Preserving Community - 27 East


Southampton Press / Opinion / Letters / 1821101

Preserving Community

Homeowners in Azurest, Sag Harbor Hills and Ninevah Beach, Sag Harbor’s historically African American beachfront communities, issued a resounding vote of support last week for a proposal to form a zoning overlay district encompassing the three communities. By a vote of 204-10, 95 percent of respondents from the three communities endorsed the proposal, which was developed by the Tri-Community Working Group to preserve both the character of the community and the property rights of homeowners. The 214 homeowners who responded to the survey, represented approximately two-thirds of all of the homeowners in the three communities.

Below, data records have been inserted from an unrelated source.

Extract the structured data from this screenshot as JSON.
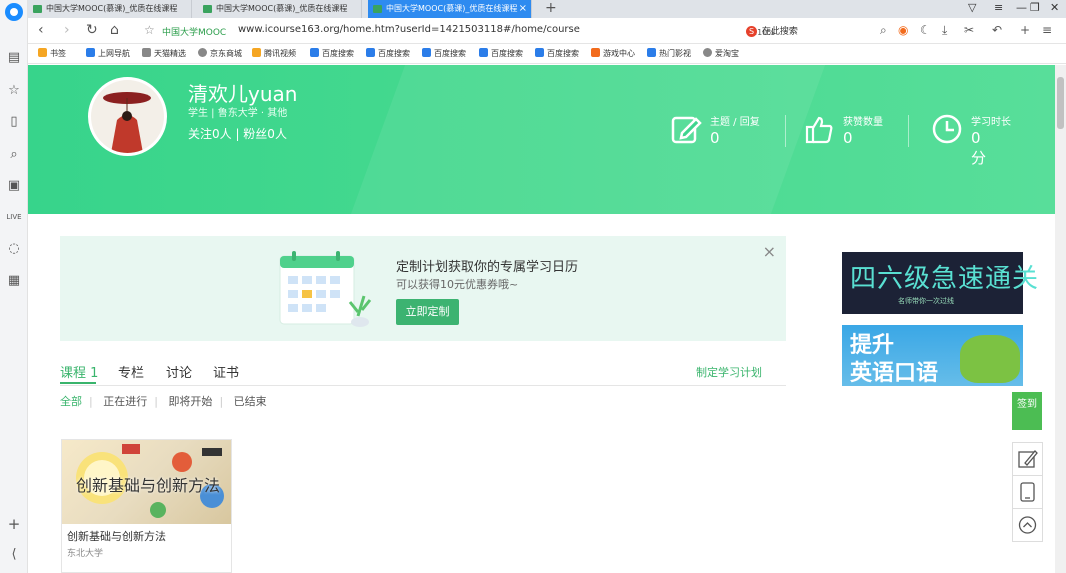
{
  "browser": {
    "tabs": [
      {
        "label": "中国大学MOOC(慕课)_优质在线课程"
      },
      {
        "label": "中国大学MOOC(慕课)_优质在线课程"
      },
      {
        "label": "中国大学MOOC(慕课)_优质在线课程"
      }
    ],
    "address": {
      "site_label": "中国大学MOOC",
      "url": "www.icourse163.org/home.htm?userId=1421503118#/home/course",
      "zoom": "110%",
      "search_placeholder": "在此搜索"
    },
    "bookmarks": [
      {
        "label": "书签",
        "icon": "star-icon",
        "color": "#f5a623"
      },
      {
        "label": "上网导航",
        "icon": "e-icon",
        "color": "#2b7de9"
      },
      {
        "label": "天猫精选",
        "icon": "tmall-icon",
        "color": "#888888"
      },
      {
        "label": "京东商城",
        "icon": "globe-icon",
        "color": "#888888"
      },
      {
        "label": "腾讯视频",
        "icon": "video-icon",
        "color": "#f5a623"
      },
      {
        "label": "百度搜索",
        "icon": "baidu-icon",
        "color": "#2b7de9"
      },
      {
        "label": "百度搜索",
        "icon": "baidu-icon",
        "color": "#2b7de9"
      },
      {
        "label": "百度搜索",
        "icon": "baidu-icon",
        "color": "#2b7de9"
      },
      {
        "label": "百度搜索",
        "icon": "baidu-icon",
        "color": "#2b7de9"
      },
      {
        "label": "百度搜索",
        "icon": "baidu-icon",
        "color": "#2b7de9"
      },
      {
        "label": "游戏中心",
        "icon": "game-icon",
        "color": "#f26b1d"
      },
      {
        "label": "热门影视",
        "icon": "play-icon",
        "color": "#2b7de9"
      },
      {
        "label": "爱淘宝",
        "icon": "globe-icon",
        "color": "#888888"
      }
    ]
  },
  "profile": {
    "name": "清欢儿yuan",
    "role": "学生 | 鲁东大学 · 其他",
    "follow": "关注0人 | 粉丝0人",
    "stats": [
      {
        "label": "主题 / 回复",
        "value": "0",
        "icon": "edit-icon"
      },
      {
        "label": "获赞数量",
        "value": "0",
        "icon": "thumbs-up-icon"
      },
      {
        "label": "学习时长",
        "value": "0分",
        "icon": "clock-icon"
      }
    ]
  },
  "promo": {
    "title": "定制计划获取你的专属学习日历",
    "subtitle": "可以获得10元优惠券哦~",
    "button": "立即定制",
    "close": "×"
  },
  "tabs": {
    "items": [
      "课程 1",
      "专栏",
      "讨论",
      "证书"
    ],
    "plan_link": "制定学习计划"
  },
  "filters": [
    "全部",
    "正在进行",
    "即将开始",
    "已结束"
  ],
  "course": {
    "thumb_text": "创新基础与创新方法",
    "title": "创新基础与创新方法",
    "school": "东北大学"
  },
  "ads": {
    "ad1_title": "四六级急速通关",
    "ad1_sub": "名师带你一次过线",
    "ad2_line1": "提升",
    "ad2_line2": "英语口语"
  },
  "floating": {
    "signin": "签到"
  },
  "colors": {
    "brand_green": "#39b46c",
    "hero_green": "#3ed58e",
    "tab_active": "#2e8bf0"
  }
}
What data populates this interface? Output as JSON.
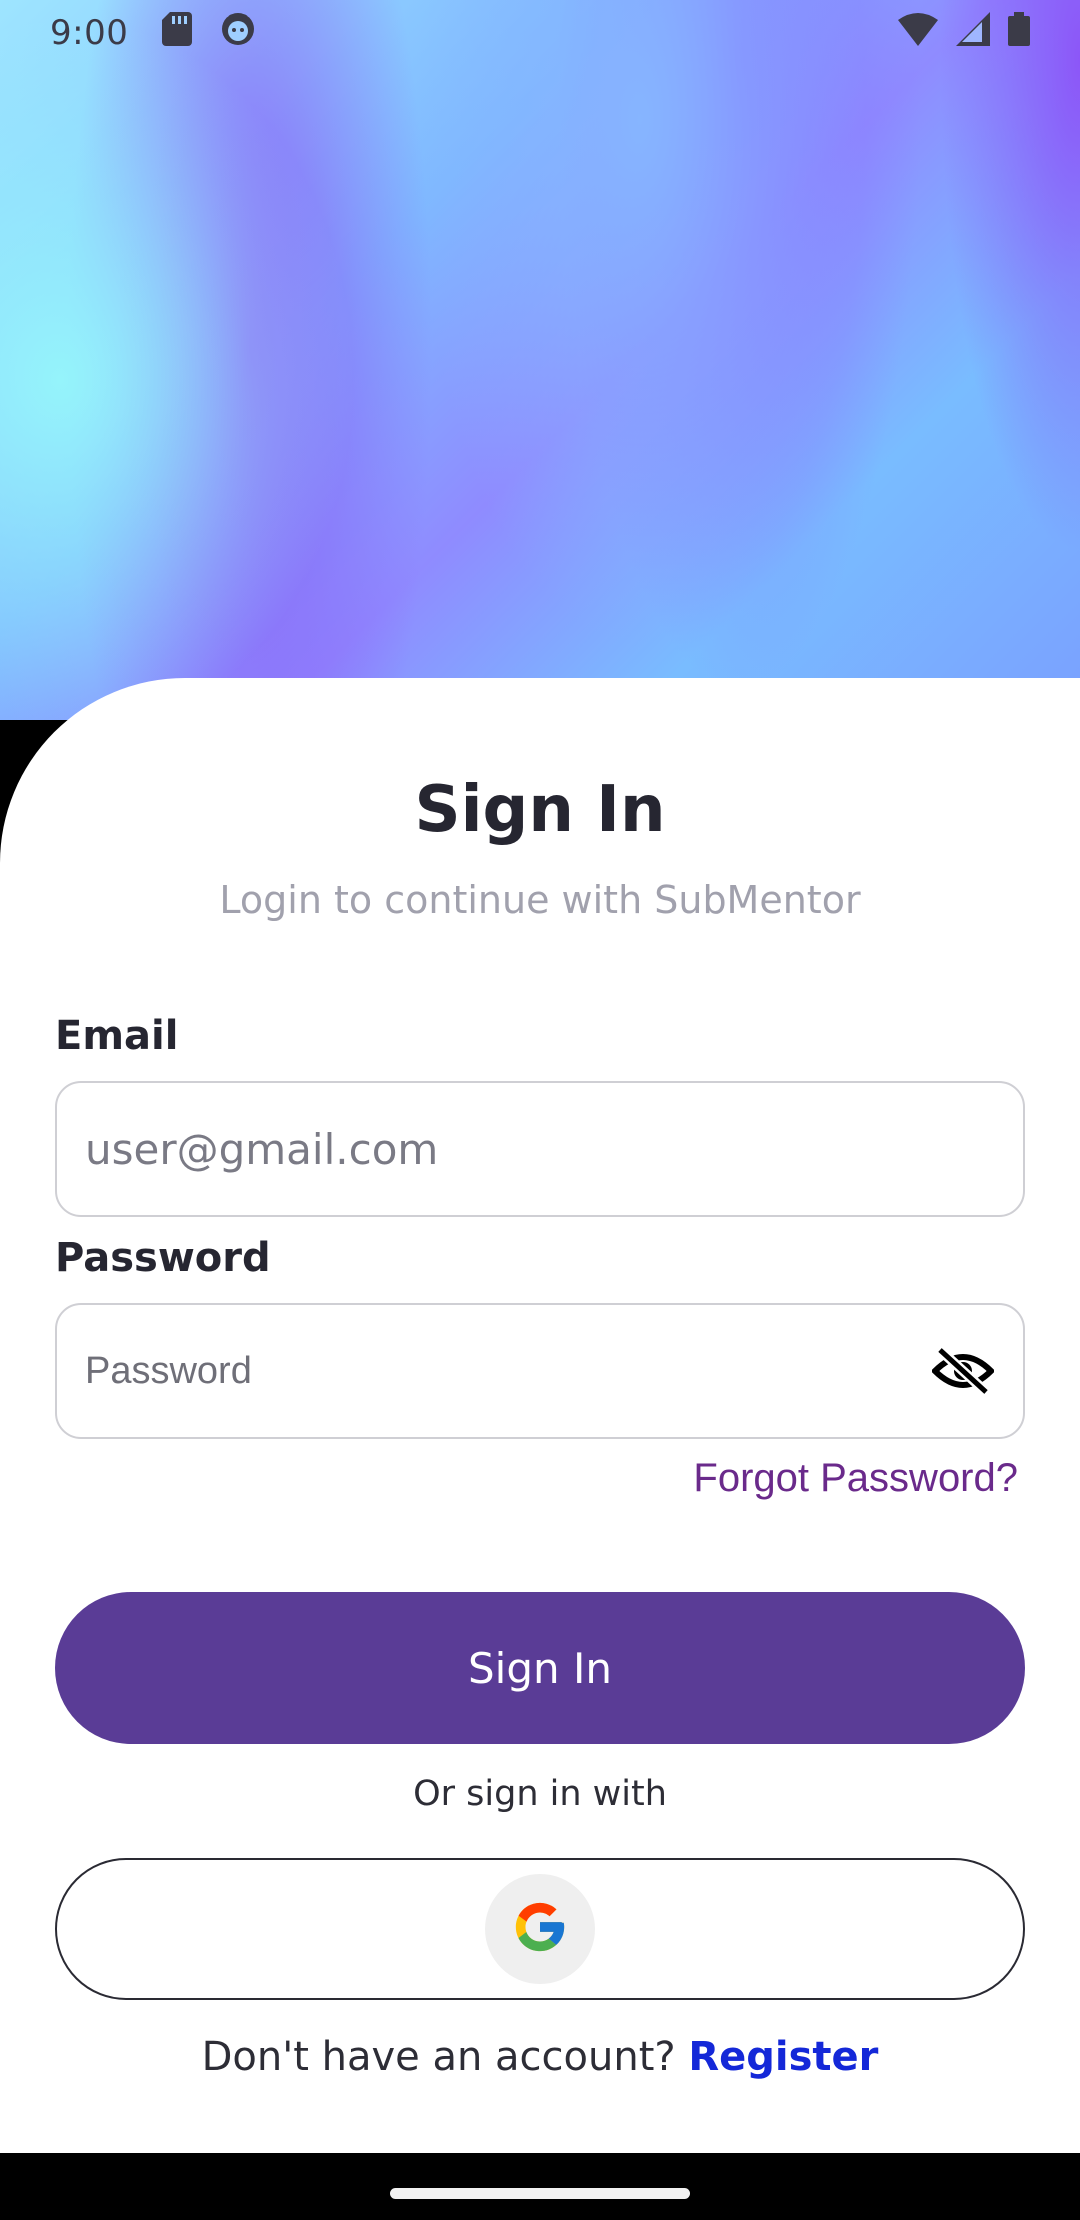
{
  "status_bar": {
    "time": "9:00",
    "icons_left": [
      "sd-card-icon",
      "android-debug-icon"
    ],
    "icons_right": [
      "wifi-icon",
      "signal-icon",
      "battery-icon"
    ]
  },
  "colors": {
    "primary_button": "#5a3c96",
    "forgot_link": "#6a2a8b",
    "register_link": "#1428d8",
    "title": "#262631",
    "subtitle": "#a1a1ad"
  },
  "header": {
    "title": "Sign In",
    "subtitle": "Login to continue with SubMentor"
  },
  "form": {
    "email_label": "Email",
    "email_value": "",
    "email_placeholder": "user@gmail.com",
    "password_label": "Password",
    "password_value": "",
    "password_placeholder": "Password",
    "password_visibility_icon": "eye-off-icon",
    "forgot_password": "Forgot Password?",
    "submit_label": "Sign In"
  },
  "social": {
    "or_text": "Or sign in with",
    "google_icon": "google-g-icon"
  },
  "footer": {
    "prompt": "Don't have an account? ",
    "register_link": "Register"
  }
}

The Tri-Community Working Group is comprised of the elected presidents of the three communities homeowners’ associations and 14 additional homeowners.

The overlay district proposal emanated from the sense that Azurest, Ninevah Beach and Sag Harbor Hills are under assault. Like the rest of Sag Harbor (and much of the Hamptons), the three communities have become increasingly desirable.

The skyrocketing property values and enhanced home equity are transformative for many — especially considering the history of discrimination, predatory lending and red-lining that traditionally suppress black wealth. But while this is a welcome development for most, the changes have been unsettling to some.

Azurest, Sag Harbor Hills and Ninevah Beach are among the few remaining African American beachfront communities in the United States. The founders of the three neighborhoods imbued them with a sense of community, belonging and serenity that has persisted for more than 70 years. The recent changes have led some to fear that development will usher in demographic upheaval, and that it will erase the community we cherish.

Since mid-March 2021, the Tri-Community Working Group met weekly to develop a proposal that addresses the unfettered development while protecting homeowner property rights. The group consulted with officials from the New York State Historic Preservation office, members of the Sag Harbor Village architectural review board and zoning boards, and village trustees. We believe that the overlay district proposal, which was formally submitted to the Village of Sag Harbor earlier today, meets our goals.

The proposal:

• Allows homeowners to make exterior home improvements per the existing Village Code.

• Facilitates community representation on village boards.

• Calls for regularized and enhanced code enforcement to address issues such as derelict homes.

• Assures ample neighbor notification regarding proposed construction and renovation.

• Maintains the wooded nature of the communities, among other provisions.

The proposal will not erode the wealth of legacy homeowners or impose new arbitrary and oppressive architectural restrictions. Instead, the proposal relies on representation, enforcement and stabilization to ensure a vibrant and desirable community for generations to come.

We look forward to the consideration and approval of the proposal by Sag Harbor Village trustees.

Lisa Stenson Desamours



Errol Taylor



Steve Williams



Other members of the Tri-Community Working Group who signed the letter: Linda Anderson, Sewit Bocresion, Damon Brown, Camille Clark, Laurie Gibbs Harris, Jeff Miszner, Judith Mitchell, Robert North, Karen Price, Fred Richards III, Stephen Roache, Tonya Thomas, Carey White and Olivia White — Ed.